The death of Vincent van Gogh in the early morning of July 29, 1890 has always been, and still is after more than 120 years, subject to speculation. Did the troubled painter kill himself or was he shot? While the answer to this question may never be known, the room where his mysterious death occurred, at Auberge Ravoux in Auvers-sur-Oise, France, has remained untouched and unchanged ever since.
Van Gogh rented the small room after a long struggle with his mental health and a year spent in an asylum. In the first weeks of his stay he expressed concern in letters to his friends and family about his mental state. But then the tone of the letters changed, and Van Gogh wrote to a relative that he had completely recovered and made plans for the future and new projects. Right before he died, his letters become more gloomy again.

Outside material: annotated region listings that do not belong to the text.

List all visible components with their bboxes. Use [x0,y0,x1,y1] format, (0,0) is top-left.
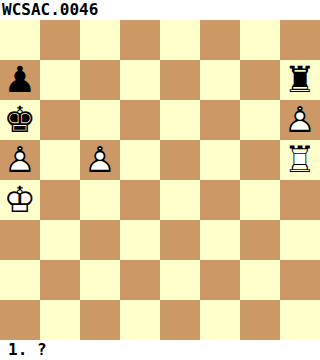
chess-puzzle-page: WCSAC.0046 ♟♜♚♟♙♟♙♟♙♜♖♚♔ 1. ? [0,0,320,360]
square-c5[interactable]: ♟♙ [80,140,120,180]
square-d4[interactable] [120,180,160,220]
square-g4[interactable] [240,180,280,220]
square-d6[interactable] [120,100,160,140]
square-h2[interactable] [280,260,320,300]
chess-board: ♟♜♚♟♙♟♙♟♙♜♖♚♔ [0,20,320,340]
square-b7[interactable] [40,60,80,100]
white-pawn: ♟♙ [0,140,40,180]
white-pawn: ♟♙ [80,140,120,180]
square-h5[interactable]: ♜♖ [280,140,320,180]
white-rook: ♜♖ [280,140,320,180]
move-prompt: 1. ? [0,340,320,360]
white-pawn-outline: ♙ [80,140,120,180]
square-h8[interactable] [280,20,320,60]
black-rook: ♜ [280,60,320,100]
square-f4[interactable] [200,180,240,220]
square-f5[interactable] [200,140,240,180]
square-h4[interactable] [280,180,320,220]
square-g6[interactable] [240,100,280,140]
square-e4[interactable] [160,180,200,220]
square-b2[interactable] [40,260,80,300]
square-e5[interactable] [160,140,200,180]
square-f1[interactable] [200,300,240,340]
white-king-outline: ♔ [0,180,40,220]
square-e8[interactable] [160,20,200,60]
square-b1[interactable] [40,300,80,340]
square-a6[interactable]: ♚ [0,100,40,140]
square-c3[interactable] [80,220,120,260]
square-e2[interactable] [160,260,200,300]
square-e6[interactable] [160,100,200,140]
white-rook-outline: ♖ [280,140,320,180]
white-pawn: ♟♙ [280,100,320,140]
square-h1[interactable] [280,300,320,340]
square-a5[interactable]: ♟♙ [0,140,40,180]
black-king-glyph: ♚ [0,100,40,140]
square-c2[interactable] [80,260,120,300]
white-king: ♚♔ [0,180,40,220]
square-e7[interactable] [160,60,200,100]
square-h7[interactable]: ♜ [280,60,320,100]
square-f2[interactable] [200,260,240,300]
square-d2[interactable] [120,260,160,300]
white-pawn-outline: ♙ [0,140,40,180]
square-c6[interactable] [80,100,120,140]
black-pawn-glyph: ♟ [0,60,40,100]
square-e1[interactable] [160,300,200,340]
square-f6[interactable] [200,100,240,140]
square-c4[interactable] [80,180,120,220]
square-a7[interactable]: ♟ [0,60,40,100]
white-pawn-outline: ♙ [280,100,320,140]
square-c1[interactable] [80,300,120,340]
square-d7[interactable] [120,60,160,100]
square-a8[interactable] [0,20,40,60]
square-b8[interactable] [40,20,80,60]
square-d3[interactable] [120,220,160,260]
square-b3[interactable] [40,220,80,260]
square-d1[interactable] [120,300,160,340]
square-g7[interactable] [240,60,280,100]
square-b6[interactable] [40,100,80,140]
square-f7[interactable] [200,60,240,100]
puzzle-id: WCSAC.0046 [0,0,320,20]
square-a2[interactable] [0,260,40,300]
black-pawn: ♟ [0,60,40,100]
square-a1[interactable] [0,300,40,340]
square-g8[interactable] [240,20,280,60]
square-a4[interactable]: ♚♔ [0,180,40,220]
square-h6[interactable]: ♟♙ [280,100,320,140]
square-b4[interactable] [40,180,80,220]
square-d8[interactable] [120,20,160,60]
square-f3[interactable] [200,220,240,260]
square-g1[interactable] [240,300,280,340]
square-h3[interactable] [280,220,320,260]
black-king: ♚ [0,100,40,140]
square-g3[interactable] [240,220,280,260]
square-c7[interactable] [80,60,120,100]
square-c8[interactable] [80,20,120,60]
black-rook-glyph: ♜ [280,60,320,100]
square-g2[interactable] [240,260,280,300]
square-d5[interactable] [120,140,160,180]
square-a3[interactable] [0,220,40,260]
square-b5[interactable] [40,140,80,180]
square-e3[interactable] [160,220,200,260]
square-f8[interactable] [200,20,240,60]
square-g5[interactable] [240,140,280,180]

On July 27, 1890, the artist left his boarding house after breakfast with his painting equipment. The Ravoux family, knowing that Van Gogh was a man of routine, started to worry about him when he did not return by dusk. Around nine o’clock that evening van Gogh returned to the inn seemingly ill. When the inn keeper checked on his guest, Van Gogh showed him a gunshot wound in his stomach and explained that he tried to kill himself. The doctor, who came later, did not stay very long and declared that nothing could be done.
Van Gogh’s brother, Theo, was called to the scene and arrived the next afternoon and stayed with his brother until the end. Van Gogh told his brother, too, that he tried to kill himself. It is a sentence uttered to the police that makes some people suspicious to this day: “My body is mine and I am free to do what I want with it. Do not accuse anybody, it is I that wished to commit suicide.”
In a biography of Van Gogh published in 2011, authors Steven Naifeh and Gregory White Smith question the suicide story. They claim that it is much more possible that somebody shot Van Gogh. They are not the first to think so. As proof they point to the plans for new projects that Van Gogh announced only days before he died, plus the angle that the bullet entered the body. They also question how a man so badly wounded could walk the mile from where he said he was to the inn, and they point out that Van Gogh’s painting equipment was never found. Making matters more curious, a French businessman admitted in 1956 that he bullied Van Gogh on that day, but said he did not kill him.
Whatever was the reason, Vincent van Gogh, the ingenious painter of, despite his troubled soul, remarkably peaceful and harmonious paintings, died of a gunshot wound, around 1:30 in the morning in his room at the Auberge Ravoux, at the age of 37. During his short time in Auvers-sur-Oise Van Gogh painted around 70 paintings, inspired by the small town and it’s surroundings. You can visit the inn today, which has also not changed it’s interior since Van Gogh’s fateful stay.